- Born: July 1, 1846 Ireland
- Died: August 7, 1921 (aged 75) Brooklyn, New York
- Allegiance: United States of America
- Branch: United States Army Union Army
- Service years: 1862–1865
- Rank: Sergeant
- Unit: 164th Regiment New York Volunteer Infantry - Company E
- Conflicts: Second Battle of Petersburg
- Awards: Medal of Honor

= John Brosnan (soldier) =

Irish soldier who fought in the American Civil War

Sergeant John Brosnan (July 1, 1846 – August 7, 1921) was an Irish soldier who fought in the American Civil War. Brosnan received the United States' highest award for bravery during combat, the Medal of Honor, for his actions during the Second Battle of Petersburg in Virginia on July 17, 1864. He was awarded the medal on January 18, 1894.

==Biography==
John Brosnan was born in Ireland on July 1, 1846. He enlisted as a private in the 164th New York Infantry on August 2, 1862. The 164th New York Infantry, along with the 155th New York Infantry, 170th New York Infantry, 175th New York Infantry, and 182nd New York Infantry, formed a brigade of Irish soldiers known as Corcoran's Legion.

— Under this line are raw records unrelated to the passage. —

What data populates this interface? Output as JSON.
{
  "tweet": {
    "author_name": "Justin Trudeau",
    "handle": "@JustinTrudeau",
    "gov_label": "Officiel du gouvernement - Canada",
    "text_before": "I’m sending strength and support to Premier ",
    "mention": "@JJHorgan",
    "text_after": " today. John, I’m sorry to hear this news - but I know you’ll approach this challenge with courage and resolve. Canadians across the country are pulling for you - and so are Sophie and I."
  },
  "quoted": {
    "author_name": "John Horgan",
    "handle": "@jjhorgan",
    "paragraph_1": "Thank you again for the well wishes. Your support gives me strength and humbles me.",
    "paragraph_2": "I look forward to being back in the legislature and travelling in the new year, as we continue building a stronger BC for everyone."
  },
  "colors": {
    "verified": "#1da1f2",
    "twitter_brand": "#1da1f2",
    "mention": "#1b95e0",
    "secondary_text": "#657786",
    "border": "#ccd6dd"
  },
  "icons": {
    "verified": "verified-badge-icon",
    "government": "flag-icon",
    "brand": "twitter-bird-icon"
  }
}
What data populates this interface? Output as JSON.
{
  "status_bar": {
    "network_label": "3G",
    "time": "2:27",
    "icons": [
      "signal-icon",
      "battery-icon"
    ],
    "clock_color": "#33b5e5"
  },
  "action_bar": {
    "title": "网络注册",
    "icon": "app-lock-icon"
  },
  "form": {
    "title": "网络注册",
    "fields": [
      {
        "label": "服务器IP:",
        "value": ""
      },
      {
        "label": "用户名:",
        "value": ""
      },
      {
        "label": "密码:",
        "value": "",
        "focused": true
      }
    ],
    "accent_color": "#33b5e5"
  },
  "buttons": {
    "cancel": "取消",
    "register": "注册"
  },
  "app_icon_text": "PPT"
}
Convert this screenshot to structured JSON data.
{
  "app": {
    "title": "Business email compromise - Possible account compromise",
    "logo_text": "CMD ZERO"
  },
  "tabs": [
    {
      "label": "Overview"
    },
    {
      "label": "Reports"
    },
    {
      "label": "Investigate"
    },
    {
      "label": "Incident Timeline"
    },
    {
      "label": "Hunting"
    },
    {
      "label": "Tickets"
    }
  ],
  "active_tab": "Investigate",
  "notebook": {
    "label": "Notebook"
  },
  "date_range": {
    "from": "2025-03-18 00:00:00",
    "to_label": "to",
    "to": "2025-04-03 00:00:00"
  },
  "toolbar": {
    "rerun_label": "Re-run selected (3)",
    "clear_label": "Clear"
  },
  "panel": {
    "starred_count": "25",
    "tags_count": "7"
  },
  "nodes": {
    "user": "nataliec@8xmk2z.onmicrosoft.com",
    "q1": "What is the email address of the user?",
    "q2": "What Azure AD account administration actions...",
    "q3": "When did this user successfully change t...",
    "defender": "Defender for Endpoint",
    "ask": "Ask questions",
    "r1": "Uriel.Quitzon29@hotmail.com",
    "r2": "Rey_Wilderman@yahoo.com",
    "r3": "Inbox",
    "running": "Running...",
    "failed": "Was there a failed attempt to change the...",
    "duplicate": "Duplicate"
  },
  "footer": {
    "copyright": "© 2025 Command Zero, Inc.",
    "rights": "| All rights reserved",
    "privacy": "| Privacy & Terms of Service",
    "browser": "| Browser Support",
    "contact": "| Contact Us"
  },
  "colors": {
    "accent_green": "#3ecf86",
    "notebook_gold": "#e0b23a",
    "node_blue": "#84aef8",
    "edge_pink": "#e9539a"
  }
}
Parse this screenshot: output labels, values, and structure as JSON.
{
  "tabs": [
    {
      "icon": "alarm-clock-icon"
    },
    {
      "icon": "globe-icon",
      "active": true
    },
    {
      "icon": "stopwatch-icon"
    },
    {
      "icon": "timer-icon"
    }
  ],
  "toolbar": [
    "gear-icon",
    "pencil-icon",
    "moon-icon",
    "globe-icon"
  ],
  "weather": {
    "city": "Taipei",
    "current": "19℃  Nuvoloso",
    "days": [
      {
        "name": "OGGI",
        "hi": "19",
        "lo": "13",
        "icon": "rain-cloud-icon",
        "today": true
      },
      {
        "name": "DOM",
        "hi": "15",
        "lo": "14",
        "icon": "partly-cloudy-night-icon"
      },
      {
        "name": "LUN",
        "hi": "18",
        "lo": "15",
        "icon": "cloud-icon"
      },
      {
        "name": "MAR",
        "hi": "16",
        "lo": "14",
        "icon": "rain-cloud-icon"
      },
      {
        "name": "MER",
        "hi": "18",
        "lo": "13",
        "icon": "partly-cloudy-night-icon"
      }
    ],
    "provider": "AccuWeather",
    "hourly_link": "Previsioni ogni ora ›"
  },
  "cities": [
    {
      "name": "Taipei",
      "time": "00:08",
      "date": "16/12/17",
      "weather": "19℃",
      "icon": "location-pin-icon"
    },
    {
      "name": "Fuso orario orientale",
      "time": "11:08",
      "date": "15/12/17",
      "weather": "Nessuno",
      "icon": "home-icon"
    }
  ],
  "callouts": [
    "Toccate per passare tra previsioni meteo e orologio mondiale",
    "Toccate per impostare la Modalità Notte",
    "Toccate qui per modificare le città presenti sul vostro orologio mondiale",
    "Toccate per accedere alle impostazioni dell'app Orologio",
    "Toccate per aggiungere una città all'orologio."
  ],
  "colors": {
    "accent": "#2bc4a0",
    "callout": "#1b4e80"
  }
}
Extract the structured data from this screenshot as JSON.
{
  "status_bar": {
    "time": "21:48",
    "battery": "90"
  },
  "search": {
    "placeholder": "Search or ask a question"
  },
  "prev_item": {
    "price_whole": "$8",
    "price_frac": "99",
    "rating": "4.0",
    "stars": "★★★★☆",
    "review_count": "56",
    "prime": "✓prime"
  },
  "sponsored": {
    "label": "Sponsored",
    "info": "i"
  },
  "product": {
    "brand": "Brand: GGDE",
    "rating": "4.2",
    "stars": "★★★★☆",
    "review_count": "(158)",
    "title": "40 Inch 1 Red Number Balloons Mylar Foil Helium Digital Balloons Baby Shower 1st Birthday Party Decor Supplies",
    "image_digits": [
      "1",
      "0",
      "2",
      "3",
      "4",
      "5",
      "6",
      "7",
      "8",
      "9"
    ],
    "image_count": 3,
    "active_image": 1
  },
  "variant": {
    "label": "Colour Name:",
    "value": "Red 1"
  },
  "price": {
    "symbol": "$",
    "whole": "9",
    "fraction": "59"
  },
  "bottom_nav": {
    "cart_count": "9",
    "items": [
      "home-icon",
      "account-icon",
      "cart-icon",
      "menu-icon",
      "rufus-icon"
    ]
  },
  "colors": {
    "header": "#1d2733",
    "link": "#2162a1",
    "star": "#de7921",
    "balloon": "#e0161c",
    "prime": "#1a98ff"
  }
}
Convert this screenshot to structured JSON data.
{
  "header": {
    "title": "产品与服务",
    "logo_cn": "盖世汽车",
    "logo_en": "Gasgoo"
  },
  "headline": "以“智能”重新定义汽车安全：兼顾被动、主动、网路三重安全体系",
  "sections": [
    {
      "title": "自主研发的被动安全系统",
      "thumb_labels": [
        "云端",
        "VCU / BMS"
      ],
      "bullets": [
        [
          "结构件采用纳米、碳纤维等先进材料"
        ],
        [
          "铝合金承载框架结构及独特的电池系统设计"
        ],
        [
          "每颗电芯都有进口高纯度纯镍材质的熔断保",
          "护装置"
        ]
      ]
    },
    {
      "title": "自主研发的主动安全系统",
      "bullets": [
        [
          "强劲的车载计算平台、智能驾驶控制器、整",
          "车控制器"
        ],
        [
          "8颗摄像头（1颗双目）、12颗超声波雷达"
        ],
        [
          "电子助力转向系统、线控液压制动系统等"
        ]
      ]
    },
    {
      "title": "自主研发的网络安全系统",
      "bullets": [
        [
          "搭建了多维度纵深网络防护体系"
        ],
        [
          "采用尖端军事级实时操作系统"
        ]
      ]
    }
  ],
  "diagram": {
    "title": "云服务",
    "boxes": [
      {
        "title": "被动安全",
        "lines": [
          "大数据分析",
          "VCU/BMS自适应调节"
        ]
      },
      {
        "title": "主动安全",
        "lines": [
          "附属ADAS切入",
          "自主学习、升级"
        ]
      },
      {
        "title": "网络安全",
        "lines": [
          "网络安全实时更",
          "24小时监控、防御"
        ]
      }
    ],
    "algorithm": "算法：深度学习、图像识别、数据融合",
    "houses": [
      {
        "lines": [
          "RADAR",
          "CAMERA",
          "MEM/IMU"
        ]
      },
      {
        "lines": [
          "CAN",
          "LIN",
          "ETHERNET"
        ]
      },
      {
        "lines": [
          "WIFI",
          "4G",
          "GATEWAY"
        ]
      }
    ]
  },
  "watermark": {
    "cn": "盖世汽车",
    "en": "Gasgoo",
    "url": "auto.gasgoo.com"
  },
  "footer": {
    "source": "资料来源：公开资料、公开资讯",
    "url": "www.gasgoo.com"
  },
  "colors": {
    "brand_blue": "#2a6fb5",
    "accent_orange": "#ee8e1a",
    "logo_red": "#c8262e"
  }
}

While serving as a sergeant in command of his company, Brosnan performed an act of gallantry that earned him the Medal of Honor. On the morning of June 17, 1864, during the Second Battle of Petersburg, Brosnan responded to the cries of Corporal Michael Carroll, a member of his company who had been wounded by hidden Confederate forces and was lying exposed to heavy enemy fire. Under intense fire, Brosnan attempted to rescue Carroll by lifting him in his arms and carrying him out of the line of fire. Brosnan was wounded during the rescue and subsequently lost an arm as a result. He was discharged from service in February 1865 due to his injuries.

After the war, Brosnan resided in New York. He died on August 7, 1921, and was interred at Holy Cross Cemetery in Brooklyn.

==Medal of Honor citation==

Rescued a wounded comrade who lay exposed to the enemy's fire, receiving a severe wound in the effort.